When releasing data to the public, a vital concern is the risk of exposing personal information of the individuals who have contributed to the data set. Many mechanisms have been proposed to protect individual privacy, though less attention has been dedicated to practically conducting valid inferences on the altered privacy-protected data sets. For frequency tables, the privacy-protection-oriented perturbations often lead to negative cell counts. Releasing such tables can undermine users’ confidence in the usefulness of such data sets. This paper focuses on releasing one-way frequency tables. We recommend an optimal mechanism that satisfies ϵ-differential privacy (DP) without suffering from having negative cell counts. The procedure is optimal in the sense that the expected utility is maximized under a given privacy constraint. Valid inference procedures for testing goodness-of-fit are also developed for the DP privacy-protected data.
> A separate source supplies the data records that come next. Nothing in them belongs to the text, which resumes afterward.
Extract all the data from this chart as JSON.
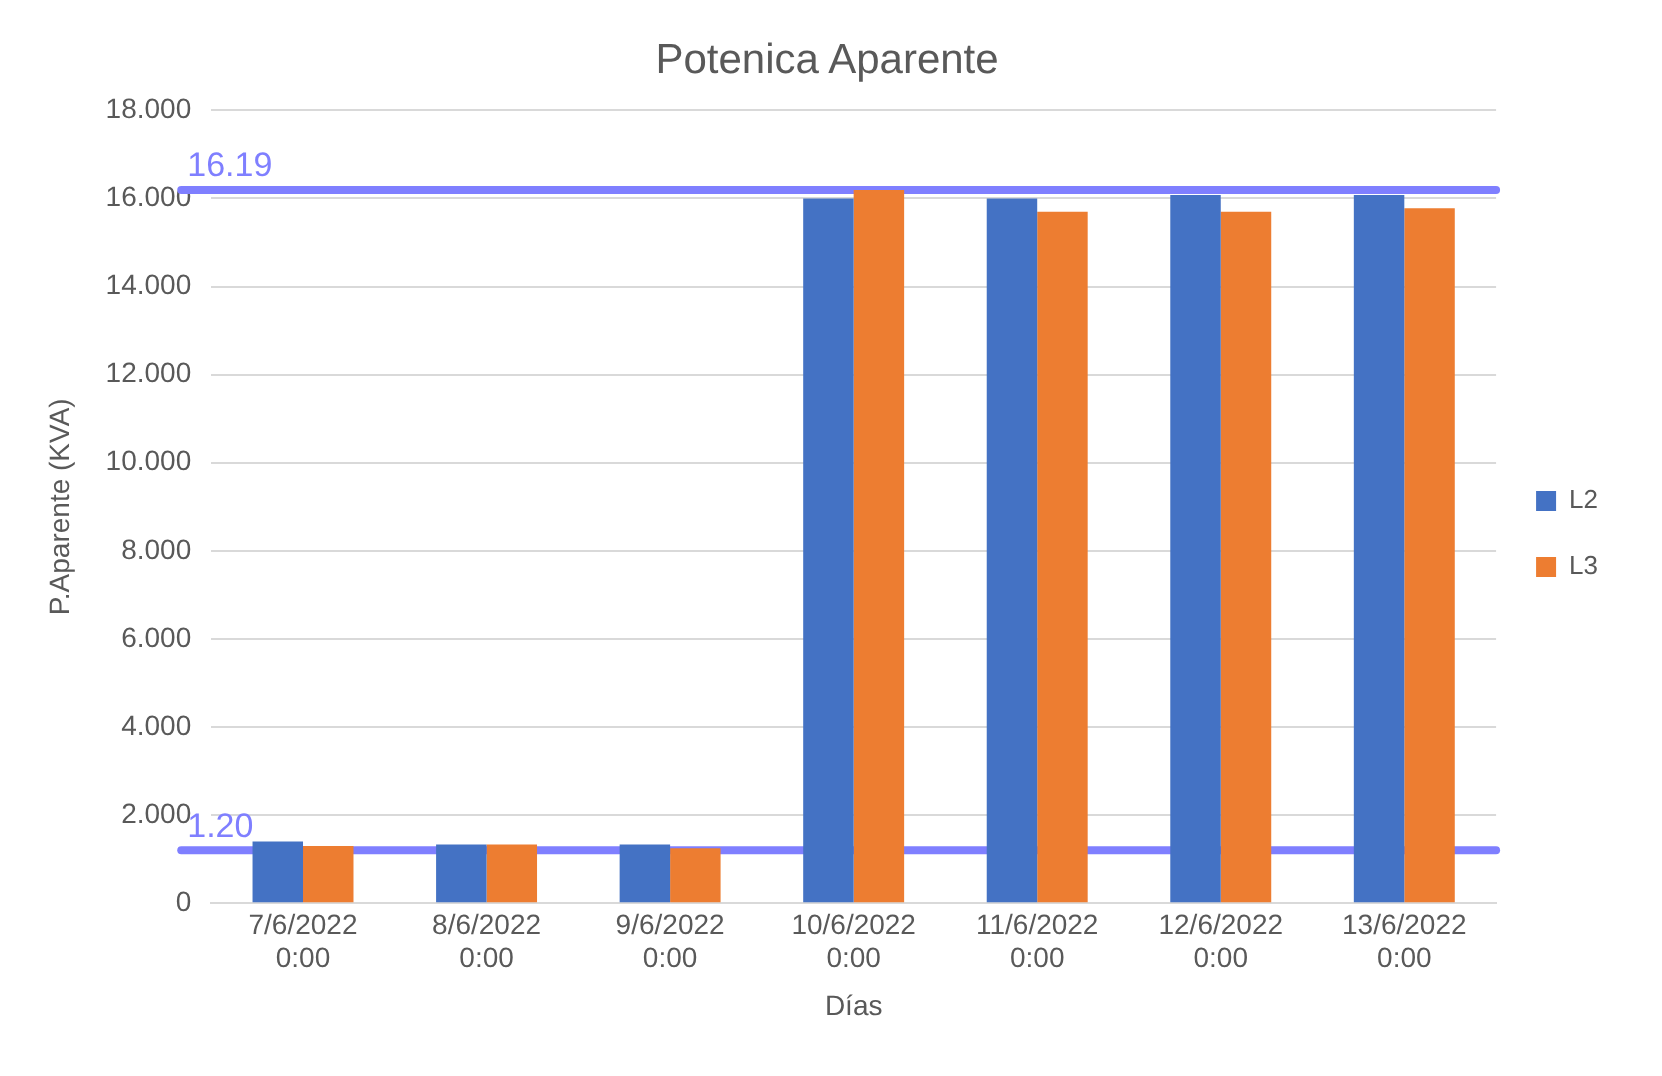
{
  "chart_data": {
    "type": "bar",
    "title": "Potenica Aparente",
    "xlabel": "Días",
    "ylabel": "P.Aparente (KVA)",
    "categories": [
      "7/6/2022 0:00",
      "8/6/2022 0:00",
      "9/6/2022 0:00",
      "10/6/2022 0:00",
      "11/6/2022 0:00",
      "12/6/2022 0:00",
      "13/6/2022 0:00"
    ],
    "series": [
      {
        "name": "L2",
        "color": "#4472c4",
        "values": [
          1.4,
          1.33,
          1.33,
          16.0,
          16.0,
          16.08,
          16.08
        ]
      },
      {
        "name": "L3",
        "color": "#ed7d31",
        "values": [
          1.3,
          1.33,
          1.25,
          16.19,
          15.7,
          15.7,
          15.78
        ]
      }
    ],
    "ylim": [
      0,
      18
    ],
    "yticks": [
      {
        "value": 0,
        "label": "0"
      },
      {
        "value": 2,
        "label": "2.000"
      },
      {
        "value": 4,
        "label": "4.000"
      },
      {
        "value": 6,
        "label": "6.000"
      },
      {
        "value": 8,
        "label": "8.000"
      },
      {
        "value": 10,
        "label": "10.000"
      },
      {
        "value": 12,
        "label": "12.000"
      },
      {
        "value": 14,
        "label": "14.000"
      },
      {
        "value": 16,
        "label": "16.000"
      },
      {
        "value": 18,
        "label": "18.000"
      }
    ],
    "ref_lines": [
      {
        "axis": "y",
        "value": 16.19,
        "label": "16.19",
        "color": "#7f7fff"
      },
      {
        "axis": "y",
        "value": 1.2,
        "label": "1.20",
        "color": "#7f7fff"
      }
    ],
    "grid": "y",
    "legend": "right"
  }
}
In particular, we propose a de-biased test statistic for the optimal procedure and derive its asymptotic distribution. In addition, we also introduce testing procedures for the commonly used Laplace and Gaussian mechanisms, which provide a good finite sample approximation for the null distributions. Moreover, the decaying rate requirements for the privacy regime are provided for the inference procedures to be valid. We further consider common users’ practices such as merging related or neighboring cells or integrating statistical information obtained across different data sources and derive valid testing procedures when these operations occur. Simulation studies show that our inference results hold well even when the sample size is relatively small. Comparisons with the current field standards, including the Laplace, the Gaussian (both with/without post-processing of replacing negative cell counts with zeros), and the Binomial-Beta McClure-Reiter mechanisms, are carried out. In the end, we apply our method to the National Center for Early Development and Learning’s (NCEDL) multi-state studies data to demonstrate its practical applicability.